Now, Louisiana has long been different from the rest of the country, its French and Spanish colonial roots long pre-dating Anglo influence. In south Louisiana in particular, where the geographic isolation of bayou country was not penetrated until the commercialization of oil and gas deposits well into the 20th century, the Anglo influence not only came late but often came as unwelcome.

So there is precedent for Louisiana to consider itself a land apart, but I’m not sure there is any precedent for a President of the United States to refer to contiguous U.S. territory as if it were a foreign land in quite the same way President Bush did yesterday while visiting New Orleans on the second anniversary of Hurricane Katrina’s landfall there:

“[T]he taxpayers and people from all around the country have got to understand the people of this part of the world really do appreciate the fact that the American citizens are supportive of the recovery effort.”

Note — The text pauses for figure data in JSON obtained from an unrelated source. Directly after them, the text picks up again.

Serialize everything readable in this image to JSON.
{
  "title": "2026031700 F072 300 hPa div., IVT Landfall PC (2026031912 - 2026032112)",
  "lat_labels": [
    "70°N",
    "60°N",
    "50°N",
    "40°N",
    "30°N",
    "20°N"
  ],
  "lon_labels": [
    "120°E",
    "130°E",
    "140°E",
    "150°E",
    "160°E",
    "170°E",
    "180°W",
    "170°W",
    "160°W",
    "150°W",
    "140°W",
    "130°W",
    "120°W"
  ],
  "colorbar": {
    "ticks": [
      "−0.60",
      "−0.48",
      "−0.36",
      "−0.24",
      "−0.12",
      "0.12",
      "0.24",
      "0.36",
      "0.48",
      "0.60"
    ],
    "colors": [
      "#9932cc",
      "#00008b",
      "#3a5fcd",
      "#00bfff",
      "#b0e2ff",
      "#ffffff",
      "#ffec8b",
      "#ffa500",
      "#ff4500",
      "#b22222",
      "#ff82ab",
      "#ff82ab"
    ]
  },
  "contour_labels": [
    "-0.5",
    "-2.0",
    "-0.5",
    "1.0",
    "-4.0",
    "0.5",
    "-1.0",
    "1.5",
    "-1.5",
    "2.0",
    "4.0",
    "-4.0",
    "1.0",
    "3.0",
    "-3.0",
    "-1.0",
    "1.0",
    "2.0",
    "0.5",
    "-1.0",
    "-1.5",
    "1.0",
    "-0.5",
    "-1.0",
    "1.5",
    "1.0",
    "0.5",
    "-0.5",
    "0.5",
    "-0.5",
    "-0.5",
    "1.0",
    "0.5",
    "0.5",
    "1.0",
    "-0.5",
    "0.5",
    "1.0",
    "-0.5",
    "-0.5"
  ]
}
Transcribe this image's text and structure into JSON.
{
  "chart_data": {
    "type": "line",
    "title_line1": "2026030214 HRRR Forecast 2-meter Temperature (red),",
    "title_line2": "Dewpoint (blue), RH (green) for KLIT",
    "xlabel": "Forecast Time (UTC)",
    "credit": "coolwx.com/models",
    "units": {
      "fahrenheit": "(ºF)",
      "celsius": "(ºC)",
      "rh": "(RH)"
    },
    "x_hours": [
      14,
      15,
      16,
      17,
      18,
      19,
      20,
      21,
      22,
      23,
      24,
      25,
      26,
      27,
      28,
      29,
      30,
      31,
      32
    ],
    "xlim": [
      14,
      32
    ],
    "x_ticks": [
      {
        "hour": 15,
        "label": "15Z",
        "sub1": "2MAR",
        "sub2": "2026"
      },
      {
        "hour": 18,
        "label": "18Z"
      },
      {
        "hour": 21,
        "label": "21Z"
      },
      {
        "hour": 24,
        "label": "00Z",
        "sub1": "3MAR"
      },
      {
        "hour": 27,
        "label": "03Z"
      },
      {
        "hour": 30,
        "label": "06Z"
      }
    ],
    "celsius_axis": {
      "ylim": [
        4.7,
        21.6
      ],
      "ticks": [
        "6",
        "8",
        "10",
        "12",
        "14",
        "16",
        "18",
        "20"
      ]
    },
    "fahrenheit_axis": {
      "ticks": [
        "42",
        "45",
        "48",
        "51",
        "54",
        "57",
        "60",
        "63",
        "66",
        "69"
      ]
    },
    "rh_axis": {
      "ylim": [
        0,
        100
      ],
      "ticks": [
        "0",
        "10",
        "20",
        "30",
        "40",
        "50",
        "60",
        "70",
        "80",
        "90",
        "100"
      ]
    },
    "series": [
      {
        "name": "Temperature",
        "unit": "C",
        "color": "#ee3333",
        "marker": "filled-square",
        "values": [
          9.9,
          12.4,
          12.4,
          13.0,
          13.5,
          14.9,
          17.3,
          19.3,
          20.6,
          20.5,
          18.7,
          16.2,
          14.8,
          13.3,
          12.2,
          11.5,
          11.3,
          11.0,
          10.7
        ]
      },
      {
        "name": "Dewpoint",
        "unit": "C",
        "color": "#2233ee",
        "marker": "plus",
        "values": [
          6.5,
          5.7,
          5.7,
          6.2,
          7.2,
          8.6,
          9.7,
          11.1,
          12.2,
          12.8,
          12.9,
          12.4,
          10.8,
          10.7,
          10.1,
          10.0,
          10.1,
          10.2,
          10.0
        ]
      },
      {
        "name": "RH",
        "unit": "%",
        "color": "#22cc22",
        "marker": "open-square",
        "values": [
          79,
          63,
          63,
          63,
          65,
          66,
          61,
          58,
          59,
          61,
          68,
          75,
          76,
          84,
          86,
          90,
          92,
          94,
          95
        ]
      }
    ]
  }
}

“I come telling the folks in this part of the world that we still understand there’s problems and we’re still engaged.”

“We care deeply about the folks in this part of the world.”

He might as well have been talking to tsunami survivors in Indonesia.

Late Update: As a couple of readers have pointed out, there is a precedent for a U.S. President to refer to U.S. territory in this way: President Bush himself has done it consistently since shortly after the storm. On September 2, 2005, speaking in Mobile, Ala., the President said, “[N]ow we’re going to go try to comfort people in that part of the world.” And the pattern of oddly distancing the devastated Gulf Coast from the rest of the country has continued ever since, as ably documented by the blog “Right Hand Thief.”